Diese Personen müssten dringend nach Europa, die Liste, die vom UNHCR mit Sorgfalt erstelllt worden sei, so Cocherel am 22.September, würde nach Paris an Ofpra zur Überprüfung geschickt. Vertreter der Ofpra würden sich die Personen dann vor Ort anschauen und überprüfen. Dies ist dann anscheinend die erste Aufgabe der Ofpra-Mission im Tschad.

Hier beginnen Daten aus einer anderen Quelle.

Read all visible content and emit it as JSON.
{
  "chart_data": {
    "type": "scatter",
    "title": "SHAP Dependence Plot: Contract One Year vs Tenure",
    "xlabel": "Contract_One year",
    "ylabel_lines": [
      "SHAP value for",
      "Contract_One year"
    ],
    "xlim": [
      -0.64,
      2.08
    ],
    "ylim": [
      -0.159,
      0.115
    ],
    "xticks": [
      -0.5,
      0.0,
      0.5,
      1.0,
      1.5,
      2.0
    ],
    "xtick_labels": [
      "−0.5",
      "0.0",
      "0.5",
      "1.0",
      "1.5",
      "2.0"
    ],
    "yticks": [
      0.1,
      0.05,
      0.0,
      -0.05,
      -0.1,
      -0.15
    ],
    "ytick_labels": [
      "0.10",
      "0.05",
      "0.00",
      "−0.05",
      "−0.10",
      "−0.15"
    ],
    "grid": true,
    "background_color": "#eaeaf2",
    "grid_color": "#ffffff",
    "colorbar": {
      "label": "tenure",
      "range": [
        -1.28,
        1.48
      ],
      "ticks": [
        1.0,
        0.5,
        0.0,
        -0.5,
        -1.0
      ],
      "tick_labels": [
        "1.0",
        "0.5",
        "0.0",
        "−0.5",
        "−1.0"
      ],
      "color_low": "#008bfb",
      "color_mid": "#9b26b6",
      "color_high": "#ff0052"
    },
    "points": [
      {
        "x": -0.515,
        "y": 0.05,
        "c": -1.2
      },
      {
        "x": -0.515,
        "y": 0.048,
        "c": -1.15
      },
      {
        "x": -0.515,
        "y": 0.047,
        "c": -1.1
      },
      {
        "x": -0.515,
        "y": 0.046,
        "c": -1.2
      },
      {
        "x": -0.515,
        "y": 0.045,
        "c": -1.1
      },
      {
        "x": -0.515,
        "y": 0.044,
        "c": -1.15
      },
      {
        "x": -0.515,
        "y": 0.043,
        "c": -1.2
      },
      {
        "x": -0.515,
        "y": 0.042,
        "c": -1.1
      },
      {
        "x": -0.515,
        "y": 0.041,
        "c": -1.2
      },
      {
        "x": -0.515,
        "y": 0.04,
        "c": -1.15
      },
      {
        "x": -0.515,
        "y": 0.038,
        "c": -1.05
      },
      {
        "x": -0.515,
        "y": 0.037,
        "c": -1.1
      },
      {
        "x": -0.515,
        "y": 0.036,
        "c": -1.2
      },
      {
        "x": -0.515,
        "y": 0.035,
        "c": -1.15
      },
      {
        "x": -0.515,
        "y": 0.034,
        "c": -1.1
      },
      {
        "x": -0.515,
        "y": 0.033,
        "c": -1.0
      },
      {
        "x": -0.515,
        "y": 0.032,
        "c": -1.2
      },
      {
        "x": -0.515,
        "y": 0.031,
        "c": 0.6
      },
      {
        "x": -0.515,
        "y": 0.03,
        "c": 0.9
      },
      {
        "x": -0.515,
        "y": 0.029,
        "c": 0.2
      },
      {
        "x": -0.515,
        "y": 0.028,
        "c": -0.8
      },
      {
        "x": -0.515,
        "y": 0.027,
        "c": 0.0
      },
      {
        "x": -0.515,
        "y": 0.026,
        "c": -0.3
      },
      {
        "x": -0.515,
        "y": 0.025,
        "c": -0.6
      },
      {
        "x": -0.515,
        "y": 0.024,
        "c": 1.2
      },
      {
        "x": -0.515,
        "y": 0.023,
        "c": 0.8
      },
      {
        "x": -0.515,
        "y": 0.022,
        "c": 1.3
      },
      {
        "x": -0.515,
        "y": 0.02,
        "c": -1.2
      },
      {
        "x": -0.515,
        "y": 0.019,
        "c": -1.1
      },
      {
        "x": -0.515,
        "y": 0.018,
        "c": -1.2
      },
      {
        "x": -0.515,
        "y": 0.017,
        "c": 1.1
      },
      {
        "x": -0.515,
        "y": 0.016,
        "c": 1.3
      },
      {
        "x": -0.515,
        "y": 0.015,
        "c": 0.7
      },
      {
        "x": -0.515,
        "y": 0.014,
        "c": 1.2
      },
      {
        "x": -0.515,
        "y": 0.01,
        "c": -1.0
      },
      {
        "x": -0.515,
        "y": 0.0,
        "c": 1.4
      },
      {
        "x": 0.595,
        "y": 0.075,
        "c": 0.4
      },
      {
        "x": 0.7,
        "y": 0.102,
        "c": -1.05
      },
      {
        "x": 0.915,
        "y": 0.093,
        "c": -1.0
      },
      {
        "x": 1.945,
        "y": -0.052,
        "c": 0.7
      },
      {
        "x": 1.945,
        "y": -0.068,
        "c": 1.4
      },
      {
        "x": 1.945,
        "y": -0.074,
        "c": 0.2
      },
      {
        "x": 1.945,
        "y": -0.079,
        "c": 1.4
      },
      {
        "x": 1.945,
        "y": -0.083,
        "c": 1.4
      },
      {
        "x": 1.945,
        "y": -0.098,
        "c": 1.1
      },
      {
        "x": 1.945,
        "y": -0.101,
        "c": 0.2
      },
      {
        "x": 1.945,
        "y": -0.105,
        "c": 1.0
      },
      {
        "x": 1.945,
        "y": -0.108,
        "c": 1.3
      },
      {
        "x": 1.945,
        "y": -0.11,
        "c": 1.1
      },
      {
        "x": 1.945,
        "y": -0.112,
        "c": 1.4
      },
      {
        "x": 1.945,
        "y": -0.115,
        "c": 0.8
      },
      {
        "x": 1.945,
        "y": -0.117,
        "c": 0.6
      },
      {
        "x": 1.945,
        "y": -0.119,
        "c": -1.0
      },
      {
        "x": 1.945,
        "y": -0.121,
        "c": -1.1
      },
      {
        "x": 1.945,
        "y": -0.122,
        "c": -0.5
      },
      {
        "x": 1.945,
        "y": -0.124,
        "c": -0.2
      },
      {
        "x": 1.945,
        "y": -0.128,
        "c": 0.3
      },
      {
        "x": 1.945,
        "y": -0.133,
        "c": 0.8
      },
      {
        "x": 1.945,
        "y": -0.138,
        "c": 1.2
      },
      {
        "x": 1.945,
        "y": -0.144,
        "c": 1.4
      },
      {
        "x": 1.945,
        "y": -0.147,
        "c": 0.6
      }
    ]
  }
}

Nicht klar wird aus den bisherigen Berichten, ob Ofpra auch für die anderen europäischen Länder Überprüfungen übernimmt. Angesichts des französischen Angebots, in den nächsten zwei Jahren 3.000 Flüchtlinge oder Migranten im Rahmen eines Umsiedlungsprogramms aus dem Tschad und dem Niger nach Frankreich kommen zu lassen, bleiben noch zusammengerechnet 91.000 Flüchtlinge auf der Liste, deren Umsiedlung das UNHCR für dringend geboten hält.

Sollen diese dann auf die anderen europäischen "Schutzmission"-Konferenzteilnehmerländer Deutschland, Italien und Spanien verteilt werden? Schicken diese Länder dann ebenfalls Behördenvertreter zur Unterstützung des Ofpra-Personals in den Tschad oder später dann nach Niger? Es ist kaum vorstellbar, dass das Ofpra-Personal derart viele Personen auf der UNHCR-Liste überprüfen kann.

Vieles ist also noch offen trotz der "extrem konkreten Umsetzungen", von denen Macron sprach. Dazu kommt noch, wie der UNHCR-Sondergesandte äußerte, das Problem der Migranten in Libyen. Zwischen 7.000 und 9.000 Migranten und Asylsuchende sind nach seiner Schätzung in "offiziellen Gefängnissen" eingesperrt, 390.000 sollen sich im Land aufhalten.

Zu diesen Angeben liefert Cochetel noch einen Aspekt, der in der größeren Öffentlichkeit selten erwähnt wird: Dass 56% der Migranten in Libyen behaupten würden, dass sie damit ihr Ziel der Reise erreicht hätten. "Sie hofften darauf dort Arbeit zu finden, was viele unter ihnen nicht verwirklichen konnten", so Cochetel. Das IOM habe in diesem Jahr 3.000 Personen, die in Libyen angekommen waren, dabei geholfen, wieder nach Hause zurückzukehren.

Der französische Präsident Macron kündigte an, dass die Regierung im Gegenzug zu ihrer Aufnahmebereitschaft bei den Schutzmissionen, künftig sehr viel rigoroser bei den Rückführungen vorgehen werde ("Accueillir mais aussi expulser d'une manière beaucoup plus rigoureuse").